Satellite Evidence Exposes Surge of Illegal Gold Mining in Peru’s Amazon 

Source:
Amazon Conservation – Monitoring of the Andean Amazon Project (MAAP), 2024. Gold Mining in the Southern Peruvian Amazon (2021–2024).

The MAAP #208 report, released by Amazon Conservation in 2024, offers one of the most comprehensive visual and quantitative analyses of illegal gold mining in Peru’s southern Amazon between 2021 and 2024. Drawing on high-resolution satellite imagery, the study documents both the persistence and spread of alluvial mining activity in Madre de Dios—an area historically recognized as a hotspot for environmental degradation linked to gold extraction. The report’s maps and time-lapse sequences reveal not only the recovery of certain zones after past enforcement operations, but also the alarming resurgence of mining fronts, some of which have advanced into previously untouched riverbanks and tributaries.

The findings highlight the incursion of mining activity into protected areas and Indigenous territories, where legal safeguards are meant to prohibit extractive operations entirely. According to the study, several of these incursions occur along waterways that are critical for biodiversity and local subsistence, increasing the ecological risk. The report also quantifies the spatial extent of these activities, providing precise measurements of deforested areas, active mining sites, and newly established camps. This quantitative data strengthens the capacity of enforcement agencies, journalists, and researchers to track trends over time and evaluate the effectiveness of operations like “Operation Green Shield.”

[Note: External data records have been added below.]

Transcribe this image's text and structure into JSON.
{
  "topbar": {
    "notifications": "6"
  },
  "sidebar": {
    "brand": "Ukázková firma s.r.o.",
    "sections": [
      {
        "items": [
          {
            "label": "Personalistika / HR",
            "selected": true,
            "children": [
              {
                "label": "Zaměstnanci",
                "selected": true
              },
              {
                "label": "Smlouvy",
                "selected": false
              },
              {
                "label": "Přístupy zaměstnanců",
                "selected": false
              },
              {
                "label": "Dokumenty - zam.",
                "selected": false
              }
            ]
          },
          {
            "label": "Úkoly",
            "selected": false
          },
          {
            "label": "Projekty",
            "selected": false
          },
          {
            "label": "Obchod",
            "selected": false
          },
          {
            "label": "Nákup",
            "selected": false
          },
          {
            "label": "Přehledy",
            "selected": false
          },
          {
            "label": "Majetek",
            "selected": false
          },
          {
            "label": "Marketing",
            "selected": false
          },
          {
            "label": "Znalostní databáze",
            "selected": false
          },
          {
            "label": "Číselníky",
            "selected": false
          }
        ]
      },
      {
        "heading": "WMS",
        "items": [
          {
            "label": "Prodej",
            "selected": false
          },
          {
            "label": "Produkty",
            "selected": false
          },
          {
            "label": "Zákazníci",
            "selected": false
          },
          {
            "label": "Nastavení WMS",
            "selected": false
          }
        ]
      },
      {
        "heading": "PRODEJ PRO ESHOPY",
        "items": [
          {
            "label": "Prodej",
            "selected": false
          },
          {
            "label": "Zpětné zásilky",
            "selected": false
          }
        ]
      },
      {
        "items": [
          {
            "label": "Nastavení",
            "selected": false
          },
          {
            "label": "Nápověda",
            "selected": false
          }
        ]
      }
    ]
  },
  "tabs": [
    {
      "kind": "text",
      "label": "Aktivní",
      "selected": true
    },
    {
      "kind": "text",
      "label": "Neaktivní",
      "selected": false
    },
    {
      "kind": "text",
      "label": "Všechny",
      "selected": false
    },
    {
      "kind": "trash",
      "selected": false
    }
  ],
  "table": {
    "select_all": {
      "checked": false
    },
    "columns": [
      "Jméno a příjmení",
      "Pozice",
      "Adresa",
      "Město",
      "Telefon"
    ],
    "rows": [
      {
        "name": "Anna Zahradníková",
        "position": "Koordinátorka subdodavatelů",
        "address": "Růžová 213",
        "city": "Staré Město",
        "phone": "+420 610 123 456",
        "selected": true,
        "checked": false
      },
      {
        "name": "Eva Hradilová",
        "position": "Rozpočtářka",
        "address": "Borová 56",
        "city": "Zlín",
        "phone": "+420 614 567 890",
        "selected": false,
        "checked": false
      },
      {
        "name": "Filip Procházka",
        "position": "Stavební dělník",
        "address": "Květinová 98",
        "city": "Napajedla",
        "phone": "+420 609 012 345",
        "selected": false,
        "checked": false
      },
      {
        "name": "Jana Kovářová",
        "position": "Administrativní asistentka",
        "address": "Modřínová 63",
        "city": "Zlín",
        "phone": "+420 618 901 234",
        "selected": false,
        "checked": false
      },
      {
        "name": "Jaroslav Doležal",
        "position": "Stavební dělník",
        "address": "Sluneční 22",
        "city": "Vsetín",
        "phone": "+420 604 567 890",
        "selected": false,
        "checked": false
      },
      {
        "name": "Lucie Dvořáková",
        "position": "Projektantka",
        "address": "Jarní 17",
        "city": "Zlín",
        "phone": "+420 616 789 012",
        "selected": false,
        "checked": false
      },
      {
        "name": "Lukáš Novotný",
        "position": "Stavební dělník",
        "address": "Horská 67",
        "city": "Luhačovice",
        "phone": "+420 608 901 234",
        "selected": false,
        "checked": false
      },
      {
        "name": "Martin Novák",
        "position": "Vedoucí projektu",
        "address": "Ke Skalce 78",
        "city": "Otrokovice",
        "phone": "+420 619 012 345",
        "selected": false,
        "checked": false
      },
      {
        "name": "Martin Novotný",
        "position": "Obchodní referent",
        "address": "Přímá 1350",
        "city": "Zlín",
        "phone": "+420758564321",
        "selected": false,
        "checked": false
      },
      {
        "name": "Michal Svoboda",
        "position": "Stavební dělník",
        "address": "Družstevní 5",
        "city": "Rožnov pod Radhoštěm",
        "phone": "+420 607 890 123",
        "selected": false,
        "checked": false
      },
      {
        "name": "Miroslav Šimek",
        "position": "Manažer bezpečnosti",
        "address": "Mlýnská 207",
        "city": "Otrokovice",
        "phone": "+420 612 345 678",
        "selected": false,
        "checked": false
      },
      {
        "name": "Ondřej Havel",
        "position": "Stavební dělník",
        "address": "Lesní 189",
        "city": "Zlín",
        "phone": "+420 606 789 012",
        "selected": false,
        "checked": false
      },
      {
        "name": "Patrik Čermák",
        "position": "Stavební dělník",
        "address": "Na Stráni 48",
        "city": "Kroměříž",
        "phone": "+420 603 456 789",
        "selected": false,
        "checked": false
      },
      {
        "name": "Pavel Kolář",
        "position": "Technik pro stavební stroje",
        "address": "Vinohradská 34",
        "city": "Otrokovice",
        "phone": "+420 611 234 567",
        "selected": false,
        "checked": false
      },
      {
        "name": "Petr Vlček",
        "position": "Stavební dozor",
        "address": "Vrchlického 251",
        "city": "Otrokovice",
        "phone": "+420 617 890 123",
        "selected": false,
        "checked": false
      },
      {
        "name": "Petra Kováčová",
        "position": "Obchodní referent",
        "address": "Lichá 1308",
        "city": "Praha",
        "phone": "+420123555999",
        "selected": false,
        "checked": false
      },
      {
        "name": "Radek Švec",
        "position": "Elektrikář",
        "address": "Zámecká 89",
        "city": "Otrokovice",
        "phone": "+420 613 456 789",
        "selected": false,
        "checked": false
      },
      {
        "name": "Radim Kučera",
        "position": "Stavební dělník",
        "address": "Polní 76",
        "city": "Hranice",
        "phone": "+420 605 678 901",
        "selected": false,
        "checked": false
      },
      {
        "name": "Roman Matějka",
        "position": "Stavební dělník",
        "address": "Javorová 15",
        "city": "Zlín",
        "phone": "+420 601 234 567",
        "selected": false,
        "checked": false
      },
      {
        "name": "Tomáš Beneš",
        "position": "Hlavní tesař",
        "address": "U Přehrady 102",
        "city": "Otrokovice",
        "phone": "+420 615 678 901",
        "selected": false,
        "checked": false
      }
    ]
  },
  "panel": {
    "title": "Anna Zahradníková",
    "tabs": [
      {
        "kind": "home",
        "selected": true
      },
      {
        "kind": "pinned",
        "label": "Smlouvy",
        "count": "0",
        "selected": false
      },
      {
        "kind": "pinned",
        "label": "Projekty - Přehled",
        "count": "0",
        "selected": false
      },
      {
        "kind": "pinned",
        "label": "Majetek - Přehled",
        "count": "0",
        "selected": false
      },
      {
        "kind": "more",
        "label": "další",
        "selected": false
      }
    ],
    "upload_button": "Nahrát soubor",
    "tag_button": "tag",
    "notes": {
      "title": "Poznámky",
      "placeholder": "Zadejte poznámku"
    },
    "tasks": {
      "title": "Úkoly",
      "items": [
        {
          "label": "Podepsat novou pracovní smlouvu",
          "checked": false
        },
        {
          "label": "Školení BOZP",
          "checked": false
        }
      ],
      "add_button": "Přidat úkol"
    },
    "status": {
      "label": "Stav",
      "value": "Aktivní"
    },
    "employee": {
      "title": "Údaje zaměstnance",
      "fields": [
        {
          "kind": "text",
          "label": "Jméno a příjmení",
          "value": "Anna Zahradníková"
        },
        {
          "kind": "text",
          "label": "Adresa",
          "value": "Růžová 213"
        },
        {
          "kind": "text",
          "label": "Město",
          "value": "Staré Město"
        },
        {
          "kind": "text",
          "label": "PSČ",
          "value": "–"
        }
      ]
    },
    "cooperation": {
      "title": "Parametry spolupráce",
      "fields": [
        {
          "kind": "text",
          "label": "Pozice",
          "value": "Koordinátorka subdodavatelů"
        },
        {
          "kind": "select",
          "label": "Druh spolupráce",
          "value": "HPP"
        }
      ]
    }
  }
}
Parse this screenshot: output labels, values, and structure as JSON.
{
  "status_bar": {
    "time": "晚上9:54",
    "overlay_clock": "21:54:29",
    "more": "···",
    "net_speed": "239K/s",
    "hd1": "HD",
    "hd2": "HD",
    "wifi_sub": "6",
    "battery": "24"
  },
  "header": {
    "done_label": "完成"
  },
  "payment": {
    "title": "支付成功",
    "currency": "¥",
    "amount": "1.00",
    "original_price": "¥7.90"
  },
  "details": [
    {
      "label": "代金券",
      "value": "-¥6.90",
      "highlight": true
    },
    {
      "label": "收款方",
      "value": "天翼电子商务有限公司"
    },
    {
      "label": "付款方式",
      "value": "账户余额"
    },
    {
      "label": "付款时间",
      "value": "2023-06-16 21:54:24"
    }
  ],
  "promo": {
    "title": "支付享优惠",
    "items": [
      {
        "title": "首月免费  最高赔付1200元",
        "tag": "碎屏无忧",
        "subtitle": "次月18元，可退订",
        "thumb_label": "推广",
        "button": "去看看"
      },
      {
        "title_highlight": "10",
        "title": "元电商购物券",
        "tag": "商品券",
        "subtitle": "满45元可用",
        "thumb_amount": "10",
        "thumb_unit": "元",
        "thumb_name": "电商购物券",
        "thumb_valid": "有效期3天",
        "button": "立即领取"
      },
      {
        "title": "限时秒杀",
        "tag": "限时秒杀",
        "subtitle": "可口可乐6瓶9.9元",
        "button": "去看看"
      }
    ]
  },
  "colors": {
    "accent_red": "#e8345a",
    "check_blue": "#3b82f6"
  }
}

The significance of MAAP #208 extends beyond technical monitoring—it underscores the vital role of transparency and public access to environmental intelligence in building accountability. By providing verifiable, open-access evidence, the report supports stakeholder participation, from community leaders and Indigenous federations to policymakers and international NGOs. In the context of social license to operate and environmental governance, such detailed, credible data can help mobilize political will, foster cross-border cooperation, and ensure that enforcement efforts are not one-off interventions but part of sustained strategies that protect both people and ecosystems.